We will provide an example here to discover data from a Microsoft SQL Server database.

Specifications: https://datahubproject.io/docs/generated/ingestion/sources/mssql.

Install the source package

To discover a Microsoft SQL Server database, the following package must be installed:

pip install acryl-datahub[mssql]

You can install packages for other technologies with a similar command.

You can found the [XXX] package name to install in the datahub website.

Check a recipe example: the XXX can be replaced by the package name after type:

source:
type: mssql
...

Configure the recipe

The recipe yaml file contains the information to connect to the source.
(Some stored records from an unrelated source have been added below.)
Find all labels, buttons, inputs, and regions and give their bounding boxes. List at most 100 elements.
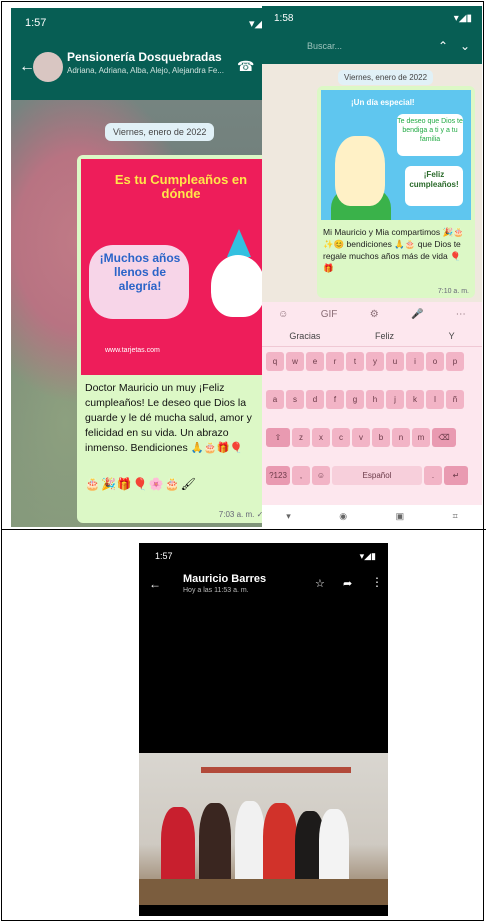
key-row-4: ?123 , ☺ Español . ↵	[266, 466, 468, 485]
message-bubble[interactable]: ¡Un día especial! Te deseo que Dios te b…	[317, 86, 475, 298]
key-space[interactable]: Español	[332, 466, 422, 485]
cartoon-character	[335, 136, 385, 206]
key-backspace[interactable]: ⌫	[432, 428, 456, 447]
search-down-icon[interactable]: ⌄	[460, 39, 470, 53]
card-box-2: ¡Feliz cumpleaños!	[405, 166, 463, 206]
nav-keyboard-switch-icon[interactable]: ⌗	[453, 511, 458, 522]
key-c[interactable]: c	[332, 428, 350, 447]
status-bar: 1:57 ▾◢▮	[139, 543, 388, 567]
message-time: 7:10 a. m.	[437, 288, 469, 295]
key-h[interactable]: h	[366, 390, 384, 409]
star-icon[interactable]: ☆	[315, 577, 325, 590]
chat-keyboard-screenshot: 1:58 ▾◢▮ Buscar... ⌃ ⌄ Viernes, enero de…	[262, 6, 482, 527]
key-i[interactable]: i	[406, 352, 424, 371]
gif-button[interactable]: GIF	[321, 309, 338, 320]
key-emoji[interactable]: ☺	[312, 466, 330, 485]
suggestion-1[interactable]: Gracias	[289, 331, 320, 341]
group-members[interactable]: Adriana, Adriana, Alba, Alejo, Alejandra…	[67, 66, 237, 75]
more-icon[interactable]: ⋯	[456, 309, 466, 320]
key-x[interactable]: x	[312, 428, 330, 447]
group-photo	[139, 753, 388, 905]
share-icon[interactable]: ➦	[343, 577, 352, 590]
status-icons: ▾◢▮	[453, 13, 472, 24]
key-comma[interactable]: ,	[292, 466, 310, 485]
card-line-1: ¡Muchos años	[99, 251, 181, 265]
suggestion-3[interactable]: Y	[449, 331, 455, 341]
nav-recents-icon[interactable]: ▣	[396, 511, 405, 522]
key-row-1: q w e r t y u i o p	[266, 352, 464, 371]
chat-header: ← Pensionería Dosquebradas Adriana, Adri…	[11, 38, 283, 100]
birthday-card-image[interactable]: Es tu Cumpleaños en dónde ¡Muchos años l…	[81, 159, 274, 375]
chat-area: Viernes, enero de 2022 ¡Un día especial!…	[262, 64, 482, 302]
key-symbols[interactable]: ?123	[266, 466, 290, 485]
key-t[interactable]: t	[346, 352, 364, 371]
key-row-2: a s d f g h j k l ñ	[266, 390, 464, 409]
keyboard-toolbar: ☺ GIF ⚙ 🎤 ⋯	[262, 302, 482, 326]
search-up-icon[interactable]: ⌃	[438, 39, 448, 53]
message-bubble[interactable]: Es tu Cumpleaños en dónde ¡Muchos años l…	[77, 155, 278, 523]
mic-icon[interactable]: 🎤	[411, 309, 423, 320]
nav-hide-keyboard-icon[interactable]: ▾	[286, 511, 291, 522]
key-p[interactable]: p	[446, 352, 464, 371]
key-r[interactable]: r	[326, 352, 344, 371]
message-text: Doctor Mauricio un muy ¡Feliz cumpleaños…	[85, 382, 252, 454]
key-o[interactable]: o	[426, 352, 444, 371]
status-bar: 1:57 ▾◢▮	[11, 8, 283, 38]
menu-icon[interactable]: ⋮	[371, 575, 383, 589]
group-chat-screenshot: 1:57 ▾◢▮ ← Pensionería Dosquebradas Adri…	[11, 8, 283, 527]
key-q[interactable]: q	[266, 352, 284, 371]
key-j[interactable]: j	[386, 390, 404, 409]
message-emojis: 🎂🎉🎁🎈🌸🎂🖌	[85, 477, 197, 491]
person-2	[199, 803, 231, 887]
key-m[interactable]: m	[412, 428, 430, 447]
key-b[interactable]: b	[372, 428, 390, 447]
group-avatar[interactable]	[33, 52, 63, 82]
key-l[interactable]: l	[426, 390, 444, 409]
key-w[interactable]: w	[286, 352, 304, 371]
status-time: 1:57	[25, 17, 47, 29]
birthday-card-image[interactable]: ¡Un día especial! Te deseo que Dios te b…	[321, 90, 471, 220]
search-input[interactable]: Buscar...	[307, 41, 342, 51]
card-line-2: llenos de	[113, 265, 166, 279]
card-line-3: alegría!	[118, 279, 162, 293]
sender-name: Mauricio Barres	[183, 573, 267, 585]
key-e[interactable]: e	[306, 352, 324, 371]
call-icon[interactable]: ☎	[237, 58, 254, 75]
group-name[interactable]: Pensionería Dosquebradas	[67, 50, 222, 64]
key-n-tilde[interactable]: ñ	[446, 390, 464, 409]
suggestion-2[interactable]: Feliz	[375, 331, 394, 341]
person-1	[161, 807, 195, 887]
key-enter[interactable]: ↵	[444, 466, 468, 485]
status-time: 1:58	[274, 13, 294, 24]
key-d[interactable]: d	[306, 390, 324, 409]
key-shift[interactable]: ⇧	[266, 428, 290, 447]
key-n[interactable]: n	[392, 428, 410, 447]
person-6	[319, 809, 349, 887]
sent-time: Hoy a las 11:53 a. m.	[183, 587, 249, 594]
key-f[interactable]: f	[326, 390, 344, 409]
key-g[interactable]: g	[346, 390, 364, 409]
key-k[interactable]: k	[406, 390, 424, 409]
keyboard: ☺ GIF ⚙ 🎤 ⋯ Gracias Feliz Y q w e r t y …	[262, 302, 482, 527]
key-a[interactable]: a	[266, 390, 284, 409]
status-bar: 1:58 ▾◢▮	[262, 6, 482, 31]
status-icons: ▾◢▮	[359, 551, 376, 561]
key-y[interactable]: y	[366, 352, 384, 371]
nav-home-icon[interactable]: ◉	[339, 511, 347, 522]
suggestion-strip: Gracias Feliz Y	[262, 326, 482, 347]
key-u[interactable]: u	[386, 352, 404, 371]
card-footer: www.tarjetas.com	[105, 347, 160, 354]
card-message: ¡Muchos años llenos de alegría!	[91, 251, 189, 293]
photo-wall-decor	[201, 767, 351, 773]
viewer-header: ← Mauricio Barres Hoy a las 11:53 a. m. …	[139, 567, 388, 601]
status-time: 1:57	[155, 551, 173, 561]
card-heading: Es tu Cumpleaños en dónde	[114, 172, 248, 201]
emoji-icon[interactable]: ☺	[278, 309, 288, 320]
settings-icon[interactable]: ⚙	[370, 309, 379, 320]
back-arrow-icon[interactable]: ←	[149, 577, 161, 591]
key-z[interactable]: z	[292, 428, 310, 447]
collage-divider	[1, 529, 486, 530]
key-s[interactable]: s	[286, 390, 304, 409]
key-v[interactable]: v	[352, 428, 370, 447]
key-period[interactable]: .	[424, 466, 442, 485]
For a Microsoft SQL Server database, an example is:

source:
  type: mssql
  config:
    # Coordinates
    host_port: localhost:1433
    database: AdventureWorks2019

    # Credentials
    username: training
    password: training

sink:
  type: file
  config:
    filename: ./mssql_example_output.json
  • type: package name, depending on the technology to discover
  • host_port: IP (or localhost) and port of the SQL Server instance
  • database: database name
  • username: username that can connect to the database
  • password: password of the user
  • filename: path to create the discovery file and target file name

You can download a recipe example here.

Discover the metadata

To start the discovery process, execute the following command:

datahub ingest -c mssql_example.yaml

You should have a similar result: 

The discovery file was created:

You can download a discovery file example here.

You can now use it in biGENIUS-X to create a Discovery.